Le rôle de certains francs-tireurs de la pensée semble avoir été primordial dans les deux cas. De même que des marchands comme Paul Guillaume ou Charles Ratton contribuèrent ardemment, à l’aube du XXe siècle, à la reconnaissance des arts d’Afrique et d’Océanie, le galeriste Christian Berst comme le collectionneur Antoine de Galbert ont dessillé les regards, dessiné des lignes de fuite. Ainsi, Bruno Decharme ne minimise pas le rôle fondamental qu’a joué le fondateur de La Maison rouge dans sa décision de proposer sa donation à Bernard Blistène, le directeur du musée national d’Art moderne. « Cela s’est fait en un après-midi. Toutes les planètes semblaient alignées ! », résume avec une fierté non dissimulée Bruno Decharme, trop heureux de réparer, par ce geste généreux, le traumatisme généré par le départ de la collection de Dubuffet à Lausanne. « Donner me donne des ailes ! Je n’aurais pas pu imaginer que cette collection soit dispersée après ma mort. J’ai été approché par de grands musées américains le Museum of Modern Art et le Metropolitan Museum of Art [tous deux à NewYork], mais je suis heureux et fier de faire cette donation à la France. L’art brut est une histoire récente. L’enjeu de cette donation est de présenter l’excellence afin d’offrir un outil de travail aux générations futures. L’une de mes plus grandes satisfactions est la création de ce pôle de recherche, dirigé par Barbara Safarova [présidente de l’association abcd (art brut connaissance & diffusion), à Paris, qui rassemble la collection de Bruno Decharme et contribue à la recherche sur l’art brut], exclusivement consacré à l’art brut. Il n’en existe dans aucun autre musée du monde », se félicite ainsi Bruno Decharme.
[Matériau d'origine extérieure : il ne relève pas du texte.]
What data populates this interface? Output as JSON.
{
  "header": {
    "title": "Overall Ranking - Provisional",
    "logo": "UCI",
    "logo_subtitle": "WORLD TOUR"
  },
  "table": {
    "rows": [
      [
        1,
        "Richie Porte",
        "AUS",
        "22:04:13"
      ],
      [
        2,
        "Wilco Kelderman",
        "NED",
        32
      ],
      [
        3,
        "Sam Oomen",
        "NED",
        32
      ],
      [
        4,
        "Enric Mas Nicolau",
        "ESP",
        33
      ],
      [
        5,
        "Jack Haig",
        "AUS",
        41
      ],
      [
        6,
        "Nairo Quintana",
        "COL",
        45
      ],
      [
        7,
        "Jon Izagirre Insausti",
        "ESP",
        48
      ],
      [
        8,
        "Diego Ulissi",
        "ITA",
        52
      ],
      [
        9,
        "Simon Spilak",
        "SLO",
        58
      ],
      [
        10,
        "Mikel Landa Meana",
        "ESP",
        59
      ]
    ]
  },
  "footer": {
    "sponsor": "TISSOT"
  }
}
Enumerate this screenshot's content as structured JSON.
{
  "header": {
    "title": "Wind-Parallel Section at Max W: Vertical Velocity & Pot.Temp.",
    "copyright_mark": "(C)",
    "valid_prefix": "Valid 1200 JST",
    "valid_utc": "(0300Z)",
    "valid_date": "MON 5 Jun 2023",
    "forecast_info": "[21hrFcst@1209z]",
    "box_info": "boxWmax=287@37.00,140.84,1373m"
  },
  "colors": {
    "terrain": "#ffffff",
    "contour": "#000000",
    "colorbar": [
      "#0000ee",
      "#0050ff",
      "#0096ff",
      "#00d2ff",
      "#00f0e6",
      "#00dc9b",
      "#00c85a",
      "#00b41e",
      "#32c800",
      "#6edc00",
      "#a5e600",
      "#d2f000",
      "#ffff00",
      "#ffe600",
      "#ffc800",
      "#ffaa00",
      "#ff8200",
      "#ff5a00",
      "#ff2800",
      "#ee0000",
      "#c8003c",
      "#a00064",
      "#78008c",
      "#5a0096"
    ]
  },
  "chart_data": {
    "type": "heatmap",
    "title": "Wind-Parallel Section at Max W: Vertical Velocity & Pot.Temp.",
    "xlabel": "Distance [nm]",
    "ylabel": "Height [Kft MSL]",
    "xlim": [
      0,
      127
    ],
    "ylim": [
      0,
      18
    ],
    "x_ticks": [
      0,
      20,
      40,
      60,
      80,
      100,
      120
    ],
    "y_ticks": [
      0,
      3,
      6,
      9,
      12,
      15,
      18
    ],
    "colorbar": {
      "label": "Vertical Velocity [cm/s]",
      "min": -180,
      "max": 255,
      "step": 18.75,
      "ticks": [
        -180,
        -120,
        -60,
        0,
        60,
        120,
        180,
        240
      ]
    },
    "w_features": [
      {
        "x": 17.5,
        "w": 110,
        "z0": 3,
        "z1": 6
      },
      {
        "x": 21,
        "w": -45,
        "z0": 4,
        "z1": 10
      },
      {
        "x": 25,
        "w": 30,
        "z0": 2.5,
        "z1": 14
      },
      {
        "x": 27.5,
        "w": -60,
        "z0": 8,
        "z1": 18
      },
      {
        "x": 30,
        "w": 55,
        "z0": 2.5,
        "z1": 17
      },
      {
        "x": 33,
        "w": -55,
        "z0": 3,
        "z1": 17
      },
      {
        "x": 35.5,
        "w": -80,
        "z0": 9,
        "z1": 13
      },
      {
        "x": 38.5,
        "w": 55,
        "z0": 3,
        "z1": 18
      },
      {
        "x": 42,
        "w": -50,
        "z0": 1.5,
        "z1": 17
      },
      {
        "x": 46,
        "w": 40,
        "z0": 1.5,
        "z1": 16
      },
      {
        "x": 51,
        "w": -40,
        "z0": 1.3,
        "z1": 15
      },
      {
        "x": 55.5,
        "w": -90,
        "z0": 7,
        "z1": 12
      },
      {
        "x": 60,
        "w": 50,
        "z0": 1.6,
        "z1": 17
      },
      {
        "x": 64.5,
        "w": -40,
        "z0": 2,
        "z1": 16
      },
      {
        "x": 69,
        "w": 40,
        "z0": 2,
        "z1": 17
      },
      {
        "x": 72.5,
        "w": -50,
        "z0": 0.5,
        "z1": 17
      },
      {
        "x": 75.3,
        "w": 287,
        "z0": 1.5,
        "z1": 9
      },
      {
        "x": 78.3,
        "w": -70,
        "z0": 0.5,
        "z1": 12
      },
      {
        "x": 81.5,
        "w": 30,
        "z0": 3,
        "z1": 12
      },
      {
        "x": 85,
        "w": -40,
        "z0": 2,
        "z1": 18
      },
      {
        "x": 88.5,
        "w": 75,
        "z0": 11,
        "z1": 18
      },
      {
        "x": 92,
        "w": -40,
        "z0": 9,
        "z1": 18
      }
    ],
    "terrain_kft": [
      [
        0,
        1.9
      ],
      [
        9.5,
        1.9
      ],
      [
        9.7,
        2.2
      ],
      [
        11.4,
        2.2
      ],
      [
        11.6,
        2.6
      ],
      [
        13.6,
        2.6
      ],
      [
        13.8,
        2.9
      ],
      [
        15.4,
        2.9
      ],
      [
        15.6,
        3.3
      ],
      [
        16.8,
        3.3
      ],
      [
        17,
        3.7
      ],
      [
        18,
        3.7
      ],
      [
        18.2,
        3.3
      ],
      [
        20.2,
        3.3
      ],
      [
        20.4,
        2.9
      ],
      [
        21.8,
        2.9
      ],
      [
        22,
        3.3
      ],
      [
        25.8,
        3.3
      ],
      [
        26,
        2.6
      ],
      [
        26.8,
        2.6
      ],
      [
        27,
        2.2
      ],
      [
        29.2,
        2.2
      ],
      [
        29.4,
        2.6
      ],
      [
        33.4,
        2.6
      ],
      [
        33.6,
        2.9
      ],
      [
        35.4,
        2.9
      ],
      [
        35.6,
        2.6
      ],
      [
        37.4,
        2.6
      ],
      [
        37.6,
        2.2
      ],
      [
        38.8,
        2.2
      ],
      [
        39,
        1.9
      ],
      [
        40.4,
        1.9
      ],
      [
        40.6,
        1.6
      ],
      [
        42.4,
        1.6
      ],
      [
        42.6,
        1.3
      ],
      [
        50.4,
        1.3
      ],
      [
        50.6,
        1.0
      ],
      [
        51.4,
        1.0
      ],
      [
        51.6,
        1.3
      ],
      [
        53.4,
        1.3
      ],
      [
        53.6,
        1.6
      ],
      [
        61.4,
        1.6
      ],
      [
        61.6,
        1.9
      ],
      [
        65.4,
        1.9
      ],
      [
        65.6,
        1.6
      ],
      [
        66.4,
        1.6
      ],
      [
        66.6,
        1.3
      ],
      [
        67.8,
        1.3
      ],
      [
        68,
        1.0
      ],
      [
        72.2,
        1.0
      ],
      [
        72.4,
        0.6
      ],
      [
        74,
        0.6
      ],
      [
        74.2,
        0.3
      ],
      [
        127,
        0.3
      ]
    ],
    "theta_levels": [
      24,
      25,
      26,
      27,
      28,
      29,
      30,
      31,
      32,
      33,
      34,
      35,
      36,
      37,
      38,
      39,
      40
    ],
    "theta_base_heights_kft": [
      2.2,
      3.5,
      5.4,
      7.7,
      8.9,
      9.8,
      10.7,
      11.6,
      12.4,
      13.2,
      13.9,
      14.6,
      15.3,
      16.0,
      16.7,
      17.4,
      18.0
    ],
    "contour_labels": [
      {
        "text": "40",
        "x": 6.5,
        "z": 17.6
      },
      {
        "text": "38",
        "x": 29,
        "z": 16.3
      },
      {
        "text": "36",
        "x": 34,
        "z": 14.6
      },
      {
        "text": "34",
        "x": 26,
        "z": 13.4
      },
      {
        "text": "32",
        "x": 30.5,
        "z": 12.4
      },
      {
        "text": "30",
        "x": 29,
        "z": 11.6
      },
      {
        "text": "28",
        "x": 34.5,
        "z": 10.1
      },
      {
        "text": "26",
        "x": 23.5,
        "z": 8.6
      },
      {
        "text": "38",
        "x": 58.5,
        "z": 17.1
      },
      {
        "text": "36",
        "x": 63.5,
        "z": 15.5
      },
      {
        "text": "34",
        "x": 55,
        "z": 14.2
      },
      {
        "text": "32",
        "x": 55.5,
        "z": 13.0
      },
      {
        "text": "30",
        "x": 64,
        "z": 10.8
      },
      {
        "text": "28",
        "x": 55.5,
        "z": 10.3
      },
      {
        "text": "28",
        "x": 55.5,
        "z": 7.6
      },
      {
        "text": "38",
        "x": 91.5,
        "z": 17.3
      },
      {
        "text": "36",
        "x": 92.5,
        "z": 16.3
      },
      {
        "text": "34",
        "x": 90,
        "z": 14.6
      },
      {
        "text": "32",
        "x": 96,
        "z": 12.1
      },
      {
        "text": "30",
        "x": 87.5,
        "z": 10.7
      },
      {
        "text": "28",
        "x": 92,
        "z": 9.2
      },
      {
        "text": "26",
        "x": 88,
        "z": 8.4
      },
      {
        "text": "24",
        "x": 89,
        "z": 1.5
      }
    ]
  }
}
« Le musée doit rester un haut lieu de la curiosité. C’est une sorte d’agora, une forme de maïeutique. Le Centre Pompidou a révolutionné cette notion. Pour ma part, j’ai toujours rêvé d’un musée les artistes et les collectionneurs reviendraient pour voir ce qu’ils avaient créé ou offert. Bruno Decharme est ici chez lui », conclut, d’un large sourire, Bernard Blistène.

La donation en quelques chiffres : 981 œuvres, 242 artistes; Une salle permanente de 50m2, dont le contenu fera l’objet de rotations tous les six mois, au niveau 5 du Centre Pompidou, place Georges-Pompidou, 75004 Paris.